Uno stillicidio impressionante che ci aiuta solo a ricordare che siamo figli di un Dio minore, figli di una società capitalista avanzata, globalizzata che gira la testa altrove, che non vuole vedere cio’ che accade quotidianamente e che sta sotto gli occhi di tutti, che non trova il coraggio di alzare la testa e che si adatta anche al peggio, anche all’idea che morire puo’ essere un rischio che vale la pena di correre se hai una famiglia da sfamare, un rischio che forse non trovi scritto sul contratto di lavoro ma che è sottointeso in un patto non dichiarato, con una stretta di mano come si sigilla un accordo tra gente d’onore, un onore vacuo privo di dignità umana che acconsente all’urto degli eventi anche quelli più tragici, quegli incidenti per la non messa insicurezza degli impianti che ti fanno scivolare giù da un ponte, o che ti fanno piombare addosso un tubo gigantesco, o che ti schiacciano la testa con la ruota di un trattore.
Regole di uno stato deviato che non reagisce più con lo sdegno dovuto, che mentre si celebrano i funerali dei lavoratori deceduti, i compagni di lavoro scioperano davanti alla fabbrica sapendo che il prossimo sarà un di loro, e che anche a loro tocca rischiare, e il giorno dopo tutto rientra nell’artificiale normalità sino al prossimo incidente, sino alla prossima tragedia.
Lavoratrici e lavoratori come pedine su di una scacchiera che vengono manipolati, spostati, usati in un gioco più grande di loro, il gioco degli affari delle speculazioni, del consumismo fiorente.
Immigrati che muoiono nelle campagne del brindisino, del foggiano del metapontino e affossati in qualche buca sotto la terra.
E’ questa la società evoluta che ci siamo conquistati, la società occidentalizzata, civile e democratica di cui tutti parlano?
Se questa è la società che abbiamo costruito varrebbe la pena di abbatterla, o di scappar lontano.
Dove sono i sindacati, le istituzioni, dov’è la giustizia?
Probabilmente per molti oggi i lavoratori sono merce avariata per i quali non vale la pena dolersi più di tanto, strumenti superati dalle macchine di produzione, di montaggio, sono solo bulloni di un ingranaggio che non meritano neppure considerazione, che non meritano diritti, tutele, sono parassiti che vogliono vagabondare, fannulloni per alcuni, gentaglia che a 57 anni pretende la pensione.

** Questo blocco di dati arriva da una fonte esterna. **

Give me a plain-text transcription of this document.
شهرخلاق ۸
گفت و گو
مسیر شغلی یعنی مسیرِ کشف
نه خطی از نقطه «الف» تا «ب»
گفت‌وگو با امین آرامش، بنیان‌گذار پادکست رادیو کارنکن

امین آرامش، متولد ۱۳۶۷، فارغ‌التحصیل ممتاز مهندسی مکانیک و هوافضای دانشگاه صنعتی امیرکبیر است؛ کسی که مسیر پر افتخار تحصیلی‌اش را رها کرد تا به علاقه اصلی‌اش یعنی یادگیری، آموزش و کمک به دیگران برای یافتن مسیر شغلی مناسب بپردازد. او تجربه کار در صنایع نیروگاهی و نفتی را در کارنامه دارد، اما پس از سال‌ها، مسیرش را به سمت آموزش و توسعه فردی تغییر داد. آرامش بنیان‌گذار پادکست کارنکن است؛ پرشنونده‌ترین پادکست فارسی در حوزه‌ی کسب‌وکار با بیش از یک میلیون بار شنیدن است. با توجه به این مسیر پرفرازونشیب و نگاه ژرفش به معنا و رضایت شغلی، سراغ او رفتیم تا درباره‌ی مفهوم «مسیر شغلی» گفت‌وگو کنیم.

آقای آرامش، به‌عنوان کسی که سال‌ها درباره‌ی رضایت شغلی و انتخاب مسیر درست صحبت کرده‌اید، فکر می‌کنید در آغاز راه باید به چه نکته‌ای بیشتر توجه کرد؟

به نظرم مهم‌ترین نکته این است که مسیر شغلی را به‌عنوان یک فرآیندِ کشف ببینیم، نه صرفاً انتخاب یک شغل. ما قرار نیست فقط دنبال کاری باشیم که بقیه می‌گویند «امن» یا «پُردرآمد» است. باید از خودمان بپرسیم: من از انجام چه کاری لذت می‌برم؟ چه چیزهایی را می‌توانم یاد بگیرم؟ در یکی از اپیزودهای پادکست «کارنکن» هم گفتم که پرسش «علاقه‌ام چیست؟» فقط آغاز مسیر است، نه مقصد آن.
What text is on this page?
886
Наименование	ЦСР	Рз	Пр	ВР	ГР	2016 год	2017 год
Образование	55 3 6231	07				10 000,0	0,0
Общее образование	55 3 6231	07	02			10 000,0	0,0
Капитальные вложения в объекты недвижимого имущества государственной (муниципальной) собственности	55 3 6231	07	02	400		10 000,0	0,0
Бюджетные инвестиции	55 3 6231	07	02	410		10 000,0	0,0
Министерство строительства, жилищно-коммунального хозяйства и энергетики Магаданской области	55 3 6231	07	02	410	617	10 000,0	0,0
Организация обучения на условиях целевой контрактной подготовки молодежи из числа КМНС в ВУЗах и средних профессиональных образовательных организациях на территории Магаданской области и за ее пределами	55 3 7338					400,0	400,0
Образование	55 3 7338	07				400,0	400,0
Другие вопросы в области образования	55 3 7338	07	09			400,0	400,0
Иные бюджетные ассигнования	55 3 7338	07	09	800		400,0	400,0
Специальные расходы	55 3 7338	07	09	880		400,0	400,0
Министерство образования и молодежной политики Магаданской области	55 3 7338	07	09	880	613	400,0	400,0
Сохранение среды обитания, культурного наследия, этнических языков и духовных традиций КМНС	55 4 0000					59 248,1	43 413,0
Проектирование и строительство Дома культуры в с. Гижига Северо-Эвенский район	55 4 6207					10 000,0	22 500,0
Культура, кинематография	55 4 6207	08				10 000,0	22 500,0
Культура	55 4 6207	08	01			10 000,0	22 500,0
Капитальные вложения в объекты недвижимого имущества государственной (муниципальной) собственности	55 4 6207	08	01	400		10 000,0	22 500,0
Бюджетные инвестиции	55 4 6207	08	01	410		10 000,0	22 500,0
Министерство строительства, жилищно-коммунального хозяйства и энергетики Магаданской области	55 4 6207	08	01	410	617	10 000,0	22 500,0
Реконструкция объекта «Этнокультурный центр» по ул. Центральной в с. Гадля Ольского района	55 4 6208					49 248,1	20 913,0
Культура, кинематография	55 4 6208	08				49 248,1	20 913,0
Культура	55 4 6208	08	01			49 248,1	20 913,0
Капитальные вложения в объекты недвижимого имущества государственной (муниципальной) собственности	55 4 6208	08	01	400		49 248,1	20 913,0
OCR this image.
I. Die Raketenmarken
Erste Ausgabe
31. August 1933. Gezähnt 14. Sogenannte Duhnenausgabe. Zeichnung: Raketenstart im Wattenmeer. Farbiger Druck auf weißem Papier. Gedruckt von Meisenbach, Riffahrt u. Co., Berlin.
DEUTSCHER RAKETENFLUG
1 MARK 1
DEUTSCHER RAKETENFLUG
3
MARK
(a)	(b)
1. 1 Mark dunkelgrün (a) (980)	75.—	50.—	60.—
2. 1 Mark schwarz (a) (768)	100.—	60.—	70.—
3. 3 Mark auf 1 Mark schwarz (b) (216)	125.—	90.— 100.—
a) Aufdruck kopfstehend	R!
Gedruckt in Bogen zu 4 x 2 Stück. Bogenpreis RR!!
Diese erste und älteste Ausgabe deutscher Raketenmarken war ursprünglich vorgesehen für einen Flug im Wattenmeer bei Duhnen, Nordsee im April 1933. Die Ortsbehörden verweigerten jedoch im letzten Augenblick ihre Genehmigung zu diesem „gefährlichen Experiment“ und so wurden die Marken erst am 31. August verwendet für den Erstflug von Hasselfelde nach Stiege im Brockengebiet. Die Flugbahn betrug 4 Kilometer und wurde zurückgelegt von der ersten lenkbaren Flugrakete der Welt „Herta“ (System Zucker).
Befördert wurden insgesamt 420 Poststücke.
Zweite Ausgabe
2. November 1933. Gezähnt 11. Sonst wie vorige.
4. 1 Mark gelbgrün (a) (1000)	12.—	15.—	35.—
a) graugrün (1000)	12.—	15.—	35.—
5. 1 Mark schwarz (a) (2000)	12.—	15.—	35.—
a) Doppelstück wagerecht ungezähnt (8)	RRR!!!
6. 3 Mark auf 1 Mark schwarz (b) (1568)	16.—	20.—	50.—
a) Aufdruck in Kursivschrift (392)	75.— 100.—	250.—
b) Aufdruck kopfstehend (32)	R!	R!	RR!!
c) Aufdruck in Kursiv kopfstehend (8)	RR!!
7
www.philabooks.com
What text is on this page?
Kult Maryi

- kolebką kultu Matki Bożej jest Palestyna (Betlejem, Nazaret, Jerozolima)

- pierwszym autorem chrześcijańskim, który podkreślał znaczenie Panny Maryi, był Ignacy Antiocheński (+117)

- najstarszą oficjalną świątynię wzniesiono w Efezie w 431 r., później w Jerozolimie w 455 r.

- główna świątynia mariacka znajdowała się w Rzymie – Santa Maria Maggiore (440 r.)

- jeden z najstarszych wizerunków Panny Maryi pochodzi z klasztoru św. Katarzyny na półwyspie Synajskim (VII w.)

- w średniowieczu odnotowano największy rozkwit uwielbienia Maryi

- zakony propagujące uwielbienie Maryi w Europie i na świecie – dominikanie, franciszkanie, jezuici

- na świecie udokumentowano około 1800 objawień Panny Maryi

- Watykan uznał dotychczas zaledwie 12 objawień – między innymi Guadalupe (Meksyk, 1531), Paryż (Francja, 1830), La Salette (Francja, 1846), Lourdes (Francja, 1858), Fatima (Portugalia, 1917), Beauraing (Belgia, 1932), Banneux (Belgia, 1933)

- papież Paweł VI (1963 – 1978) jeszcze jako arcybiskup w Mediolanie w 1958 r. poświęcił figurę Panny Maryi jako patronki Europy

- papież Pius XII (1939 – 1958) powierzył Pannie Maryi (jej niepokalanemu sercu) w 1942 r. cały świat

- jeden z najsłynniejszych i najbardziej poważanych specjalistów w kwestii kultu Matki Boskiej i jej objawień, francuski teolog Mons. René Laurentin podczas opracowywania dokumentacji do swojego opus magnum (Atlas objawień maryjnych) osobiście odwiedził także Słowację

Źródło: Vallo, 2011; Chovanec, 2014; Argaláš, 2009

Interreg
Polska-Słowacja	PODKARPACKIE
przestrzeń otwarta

Ma per fortuna se è vero come è vero la classe operaia va in paradiso, anche perché dove dovrebbe andare se non in paradiso dopo aver sgobbato per anni, sotto il sole nelle campagne o usurati nelle fabbriche, negli alti forni, nelle cave, nelle miniere, sui cantieri, nei capannoni tessili, nei trasporti, nelle cucine dei ristoranti ecc…grazie al cielo un modo migliore “forse” ci aspetta, anche se a ventenni al posto di morire sarebbe bello pensare di vivere in un mondo migliore magari un po’ più socialista, che non fosse il paradiso, ma la “terra”.